Sekitaran pukul 11.33 tadi, aku mencoba menghilangkan jenuh tugas yang menumpuk dengan menjejaki rak buku SKK ganto. Membolak-balik satu tua tiga buku untuk mencari judul yang pas untuk menemani jenuh siang ini. Hampir setengah jam, aku berdiam dalam salah satu buku novel remaja menurutku. Bukan karena penulisnya remaja atau bagaiman, bagiku novel yang membahas cinta dalam khayalan adalah novel remaja. Ketika si tokoh utama mengagumi lelaki yang ia rasa tidak pantas atau sebanding dengannya yang kemudian akan meminangnya secara langsung pada waktunya. Mungkin, sebagian kalian tidak setuju dengan konsep ini, tapi bagiku tetap itulah kisah cinta remaja. Bukan berarti aku menunnafikan bahwa hal itu indah dan ada di kehidupan sehari-hari, tidak. Hanya saja bagiku hal itu adalah kisah cinta yang terlalu sempurna dan tidak bisa didapat oleh sembarangan orang dan hanya hidup dalam imajinasi remaja. Aku tidak menuntut kalian untuk setuju ataupun mendeoat pendapatku, hanya saja itiu pandanganku.

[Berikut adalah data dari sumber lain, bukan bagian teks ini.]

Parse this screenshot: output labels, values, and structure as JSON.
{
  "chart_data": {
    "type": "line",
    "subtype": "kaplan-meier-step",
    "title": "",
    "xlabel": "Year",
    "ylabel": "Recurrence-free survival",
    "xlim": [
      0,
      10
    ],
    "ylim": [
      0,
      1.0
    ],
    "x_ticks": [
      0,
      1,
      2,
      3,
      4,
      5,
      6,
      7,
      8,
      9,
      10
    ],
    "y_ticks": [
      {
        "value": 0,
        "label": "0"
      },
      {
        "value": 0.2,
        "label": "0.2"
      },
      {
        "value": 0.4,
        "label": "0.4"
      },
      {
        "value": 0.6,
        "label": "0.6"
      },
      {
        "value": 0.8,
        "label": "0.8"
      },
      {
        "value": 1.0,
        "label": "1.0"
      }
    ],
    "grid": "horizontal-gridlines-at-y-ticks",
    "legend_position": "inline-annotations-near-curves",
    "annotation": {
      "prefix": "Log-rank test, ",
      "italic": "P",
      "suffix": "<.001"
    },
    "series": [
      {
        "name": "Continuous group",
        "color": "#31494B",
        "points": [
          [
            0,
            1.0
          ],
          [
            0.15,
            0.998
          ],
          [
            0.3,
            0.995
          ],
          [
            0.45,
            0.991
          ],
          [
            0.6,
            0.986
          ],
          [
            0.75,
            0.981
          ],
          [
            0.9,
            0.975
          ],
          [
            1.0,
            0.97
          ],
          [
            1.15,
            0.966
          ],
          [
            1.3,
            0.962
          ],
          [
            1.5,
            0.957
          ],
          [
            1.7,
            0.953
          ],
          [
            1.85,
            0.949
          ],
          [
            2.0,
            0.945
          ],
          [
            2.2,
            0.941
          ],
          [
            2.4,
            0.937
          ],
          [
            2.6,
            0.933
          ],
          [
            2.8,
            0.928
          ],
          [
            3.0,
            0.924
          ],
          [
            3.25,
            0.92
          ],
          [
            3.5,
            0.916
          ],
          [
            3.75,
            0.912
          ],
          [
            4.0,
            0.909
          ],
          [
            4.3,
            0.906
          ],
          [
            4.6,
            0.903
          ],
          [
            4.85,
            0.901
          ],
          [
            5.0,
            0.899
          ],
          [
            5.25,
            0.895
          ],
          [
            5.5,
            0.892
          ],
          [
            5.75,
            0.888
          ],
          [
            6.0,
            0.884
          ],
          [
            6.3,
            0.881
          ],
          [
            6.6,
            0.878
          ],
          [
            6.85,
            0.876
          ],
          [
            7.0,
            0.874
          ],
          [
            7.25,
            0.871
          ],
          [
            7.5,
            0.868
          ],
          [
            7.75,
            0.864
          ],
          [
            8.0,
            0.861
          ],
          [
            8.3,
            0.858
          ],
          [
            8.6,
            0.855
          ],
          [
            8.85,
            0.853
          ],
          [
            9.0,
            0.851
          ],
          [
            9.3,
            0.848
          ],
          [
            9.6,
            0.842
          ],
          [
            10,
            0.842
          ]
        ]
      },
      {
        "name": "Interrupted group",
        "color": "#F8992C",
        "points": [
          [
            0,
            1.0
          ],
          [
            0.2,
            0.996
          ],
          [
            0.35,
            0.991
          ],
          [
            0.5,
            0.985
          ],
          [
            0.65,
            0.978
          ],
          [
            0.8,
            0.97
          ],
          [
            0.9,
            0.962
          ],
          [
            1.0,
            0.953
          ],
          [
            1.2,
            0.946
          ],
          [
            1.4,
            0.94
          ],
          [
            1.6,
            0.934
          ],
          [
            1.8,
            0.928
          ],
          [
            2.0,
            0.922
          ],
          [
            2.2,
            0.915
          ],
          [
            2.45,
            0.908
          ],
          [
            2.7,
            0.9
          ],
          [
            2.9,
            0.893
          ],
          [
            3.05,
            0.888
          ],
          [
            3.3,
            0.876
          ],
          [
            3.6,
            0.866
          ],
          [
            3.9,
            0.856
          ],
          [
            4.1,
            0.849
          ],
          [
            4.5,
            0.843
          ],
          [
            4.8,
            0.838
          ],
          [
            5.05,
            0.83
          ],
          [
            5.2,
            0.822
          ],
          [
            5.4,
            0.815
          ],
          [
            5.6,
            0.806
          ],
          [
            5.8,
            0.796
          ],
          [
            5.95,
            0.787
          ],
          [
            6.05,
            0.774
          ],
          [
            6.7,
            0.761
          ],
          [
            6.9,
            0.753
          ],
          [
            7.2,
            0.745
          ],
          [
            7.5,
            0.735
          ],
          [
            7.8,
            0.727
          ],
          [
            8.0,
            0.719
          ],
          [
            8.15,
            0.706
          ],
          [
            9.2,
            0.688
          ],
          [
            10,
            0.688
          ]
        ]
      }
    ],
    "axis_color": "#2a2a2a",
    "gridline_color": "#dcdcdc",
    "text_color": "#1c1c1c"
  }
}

Di sini aku ingin menyuarakan suara yang tak bersuara ini. Entah kenapa, membaca buku itu hanya membuatku galau. Dari jenuh pindah ke galau. Bukan karena aku juga memiliki kisah galau seperti itu. Tidak. Hanya saja, galau saja.

Kemudian aku berfikir, apa penyebab galau ini? apakah buku ini? cerita ini? atau hal lain yang tidak dapat ku lukiskan dalam kata untuk kalian yang membaca. Entah lah. Mungkin ini hal yang tidak terlalu penting. Aku hanya ingin menyampaikan “ AKU GALAU”
berani menulis bukti berkarya

berani menulis bukti berkarya aku tak menginginkan hal yang muluk menurutku sebenranya aku ingin menjadi pusat seperti dia mempunyai beribu ...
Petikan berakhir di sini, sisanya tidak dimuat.